Graboyes sees other areas where the university can improve on its COVID-19 response, including expanding UO’s Monitoring and Assessment Program for testing, preparing for a vaccine initiative, working to communicate more effectively about the virus and having a more open conversation with the community.
Graboyes and Peters both want to see UO specifically target messages to people who are hesitant about getting the vaccine.
Peters said she wants to see UO set up a way for people to get vaccinated on campus if the vaccine supply gets large enough.
Addy Alfred, secretary of Student Health Advocacy for ASUO, said she also wants to see UO offer vaccinations to students. Alfred appreciates that UO offers testing for the community but would like to see them encourage students to get tested.
The university is working with Lane County to help plan mass vaccination sites, Le Duc said, which will include one site at the Lane County Fairgrounds, one at Lane Community College and one at Autzen Stadium. UO is also working to establish a “vaccine corps” of students to work at those sites.

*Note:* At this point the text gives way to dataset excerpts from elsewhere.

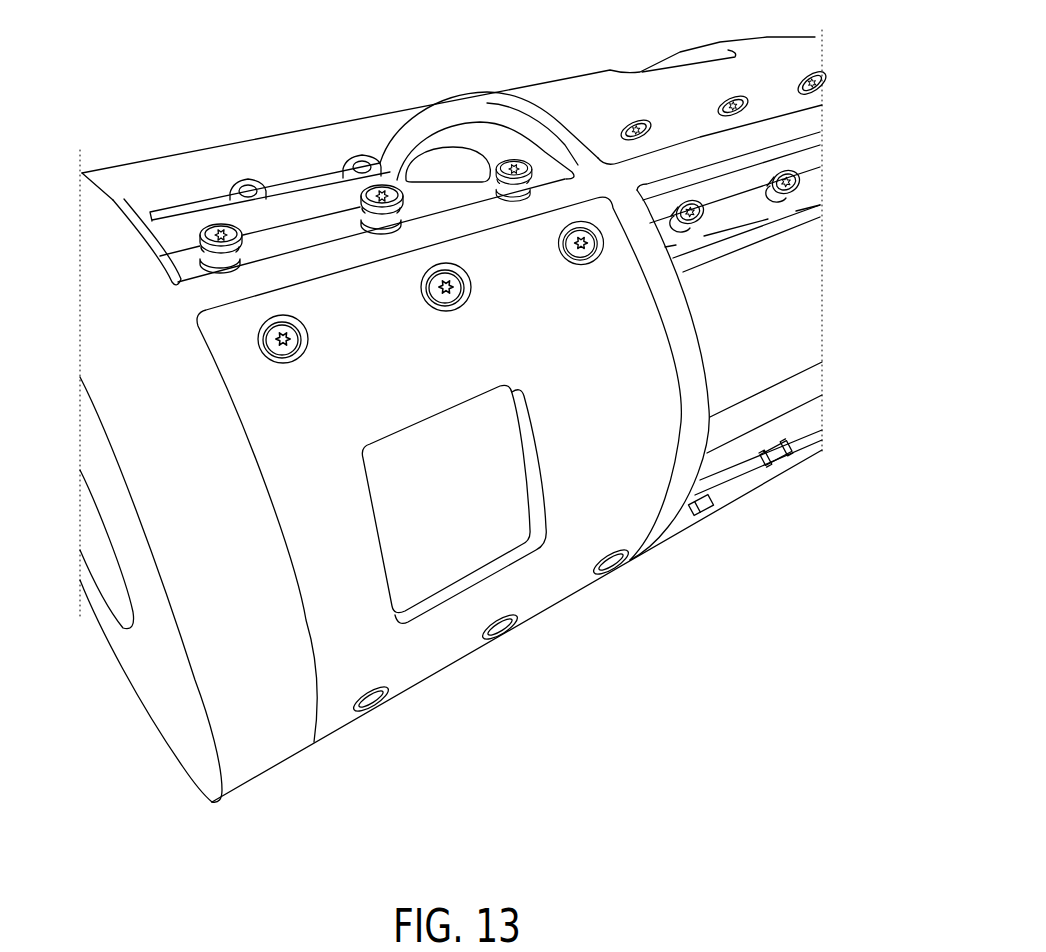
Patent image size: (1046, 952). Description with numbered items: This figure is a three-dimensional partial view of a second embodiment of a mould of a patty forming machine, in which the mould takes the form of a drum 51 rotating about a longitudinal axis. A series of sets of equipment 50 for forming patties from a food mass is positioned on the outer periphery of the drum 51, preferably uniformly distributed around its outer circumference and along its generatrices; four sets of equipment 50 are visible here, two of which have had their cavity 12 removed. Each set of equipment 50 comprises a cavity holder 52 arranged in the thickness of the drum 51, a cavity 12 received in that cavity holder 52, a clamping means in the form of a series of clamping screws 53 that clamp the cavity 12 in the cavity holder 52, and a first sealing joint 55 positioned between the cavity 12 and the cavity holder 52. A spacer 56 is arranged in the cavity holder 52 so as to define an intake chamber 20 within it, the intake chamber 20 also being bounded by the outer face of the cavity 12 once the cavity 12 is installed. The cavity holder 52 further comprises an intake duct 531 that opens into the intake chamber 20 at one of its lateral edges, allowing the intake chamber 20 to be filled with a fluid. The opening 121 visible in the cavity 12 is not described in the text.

The cavity 12 is at (577, 540).
The window opening 121 is at (453, 553).
The intake chamber 20 is at (793, 271).
The equipment 50 is at (600, 115).
The drum 51 is at (250, 742).
The cavity holder 52 is at (432, 132).
The clamping screws 53 is at (347, 180).
The intake duct 531 is at (448, 165).
The first sealing joint 55 is at (157, 262).
The spacer 56 is at (735, 450).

Looking back, “hindsight is 2020,” Le Duc said. He wishes UO could have moved faster and pushed its community partners — including Lane County Public Health — to integrate sooner, but since the IMT activated in January, there wasn’t much room to go faster, he said.
Le Duc said the IMT is constantly looking to review what it did well and what it could improve. He’s especially proud of UO’s ability to move from just an idea to a fully operational testing laboratory — the MAP lab — in just six months. This type of facility could take up to two years normally, he said.
Le Duc also wants to improve peer-to-peer communication about the virus within the UO community. “An email, a message, an article isn’t enough,” he said. “We need actual engagement.”
Alfred said UO has kept students informed about COVID-19, especially early in the pandemic, but students often neglect to read emails and updates from the university. She’d like to see UO develop messages that students are more likely to read — even communication from professors would help, she said.
Alfred said she cut UO a lot of slack last spring in terms of moving slow or waiting to make decisions regarding remote learning. Peters agrees that there isn’t much anyone could do with such imperfect information.
“Have they always gone as fast as I wanted them to? No,” Peters said. “Do I see ways that they might have been able to go faster? I don’t know.”